The United States detected movements for a “counter coup d’etat” to oust Chun Doo-hwan inside the South Korean military after the coup d’etat on December 12, but opposed the second coup believing that an attempt to return things back to before December 12 would result in disaster. Such facts were confirmed for the first time in U.S. diplomatic documents.
In declassified U.S. government documents on the May 18 Democratic Uprising, which the Ministry of Foreign Affairs recently received from the Jimmy Carter Library, there is a document from the U.S. Embassy in South Korea to the U.S. State Department dated February 1, 1980, reporting on an anti-Chun Doo-hwan scheme inside the South Korean military. It also cites the real name of the person who gave the U.S. this information as General Rhee Bomb June for the first time. General Rhee is thought to be the deputy minister of defense industry in the defense ministry at the time, who was an older graduate (8th class graduate) of the Korean Military Academy than Chun Doo-hwan (11th class graduate).
In the report, the U.S. Embassy stresses the need to clearly state the U.S. administration’s position to both Chun Doo-hwan and his opposing forces in connection to the tip from Rhee. The U.S. Embassy further mentions that the U.S. should clearly inform all parties that a group inside the military trying to return things to before the December 12 coup and another group (new military regime) trying to further strengthen its position and completely dominate the government would potentially bring disaster to South Korea.
The U.S. had negative views on the new military force’s attempt to seize power, but at the same time preferred to maintain the status quo. Thus, it appears the U.S. actually blocked an anti-Chun Doo-hwan movement inside the military. The Embassy further states that if they failed to reply to General Rhee, the silence could be interpreted as the U.S. turning a blind eye on the counter coup. The U.S. Embassy sought the approval of the State Department to deliver its position to General Rhee, telling him that the U.S. government would fiercely oppose any attempt by the commanders who seized power through the December 12 coup d’etat to further strengthen their position and try to dominate the civilian government. The U.S. administration also believed that other officers trying to return things back to before the December 12 coup would be just as dangerous.
The U.S. Embassy also asked the State Department for instructions to share the fact that the U.S. firmly warned Chun Doo-hwan and his opposing forces to President Choi Kyu-hah. The report also described General Rhee’s tip stating that the details were reliable, but that they could have been distorted when conveyed.

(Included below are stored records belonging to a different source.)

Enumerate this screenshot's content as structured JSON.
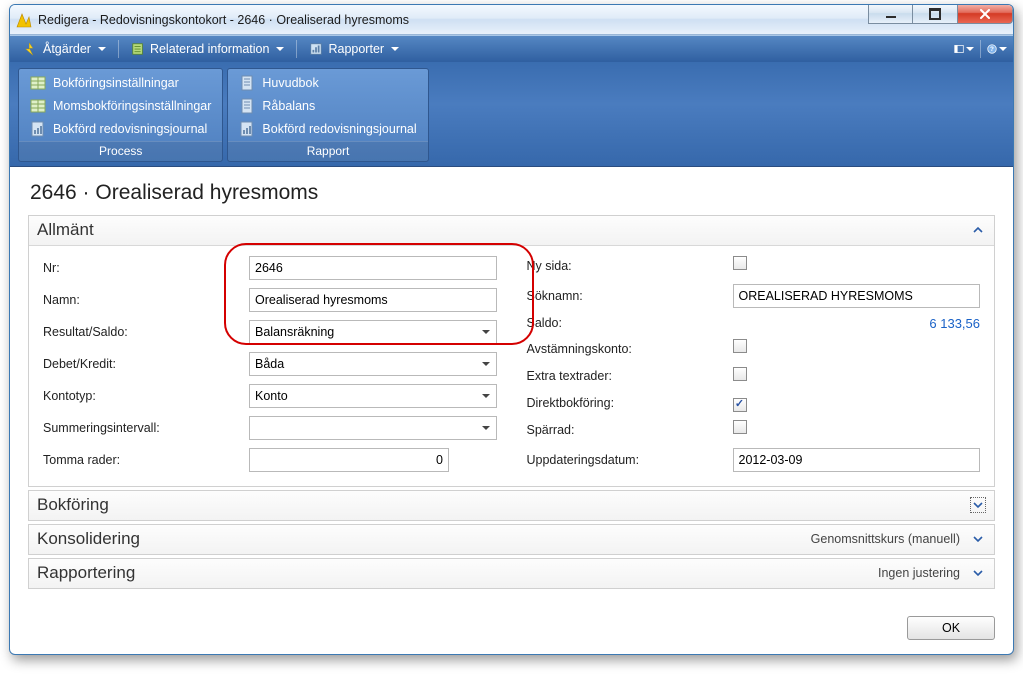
{
  "titlebar": "Redigera - Redovisningskontokort - 2646 · Orealiserad hyresmoms",
  "menubar": {
    "actions": "Åtgärder",
    "related": "Relaterad information",
    "reports": "Rapporter"
  },
  "ribbon": {
    "process": {
      "label": "Process",
      "items": [
        "Bokföringsinställningar",
        "Momsbokföringsinställningar",
        "Bokförd redovisningsjournal"
      ]
    },
    "report": {
      "label": "Rapport",
      "items": [
        "Huvudbok",
        "Råbalans",
        "Bokförd redovisningsjournal"
      ]
    }
  },
  "page_title": "2646 · Orealiserad hyresmoms",
  "tabs": {
    "general": {
      "caption": "Allmänt",
      "left": {
        "nr_label": "Nr:",
        "nr_value": "2646",
        "name_label": "Namn:",
        "name_value": "Orealiserad hyresmoms",
        "result_label": "Resultat/Saldo:",
        "result_value": "Balansräkning",
        "dc_label": "Debet/Kredit:",
        "dc_value": "Båda",
        "type_label": "Kontotyp:",
        "type_value": "Konto",
        "sum_label": "Summeringsintervall:",
        "sum_value": "",
        "blank_label": "Tomma rader:",
        "blank_value": "0"
      },
      "right": {
        "newpage_label": "Ny sida:",
        "newpage_checked": false,
        "search_label": "Söknamn:",
        "search_value": "OREALISERAD HYRESMOMS",
        "balance_label": "Saldo:",
        "balance_value": "6 133,56",
        "recon_label": "Avstämningskonto:",
        "recon_checked": false,
        "extra_label": "Extra textrader:",
        "extra_checked": false,
        "direct_label": "Direktbokföring:",
        "direct_checked": true,
        "blocked_label": "Spärrad:",
        "blocked_checked": false,
        "mod_label": "Uppdateringsdatum:",
        "mod_value": "2012-03-09"
      }
    },
    "posting": {
      "caption": "Bokföring"
    },
    "consolidation": {
      "caption": "Konsolidering",
      "summary": "Genomsnittskurs (manuell)"
    },
    "reporting": {
      "caption": "Rapportering",
      "summary": "Ingen justering"
    }
  },
  "footer": {
    "ok": "OK"
  }
}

The documents that the Jimmy Carter Library provided (206 pages) included a memorandum from the White House National Security Council (NSC) on May 8, 1980 stating that a serious clash between students and the government was expected on May 15, 1980 in Seoul and that Chun Doo-hwan had already relocated 2-3 airborne brigades. The document named Chun Doo-hwan as the actual person who gave orders to move the airborne units, suggesting that the U.S. may have concluded that Chun Doo-hwan had complete command over the military.
The public can see the declassified documents at the May 18 Democratic Uprising Archives website.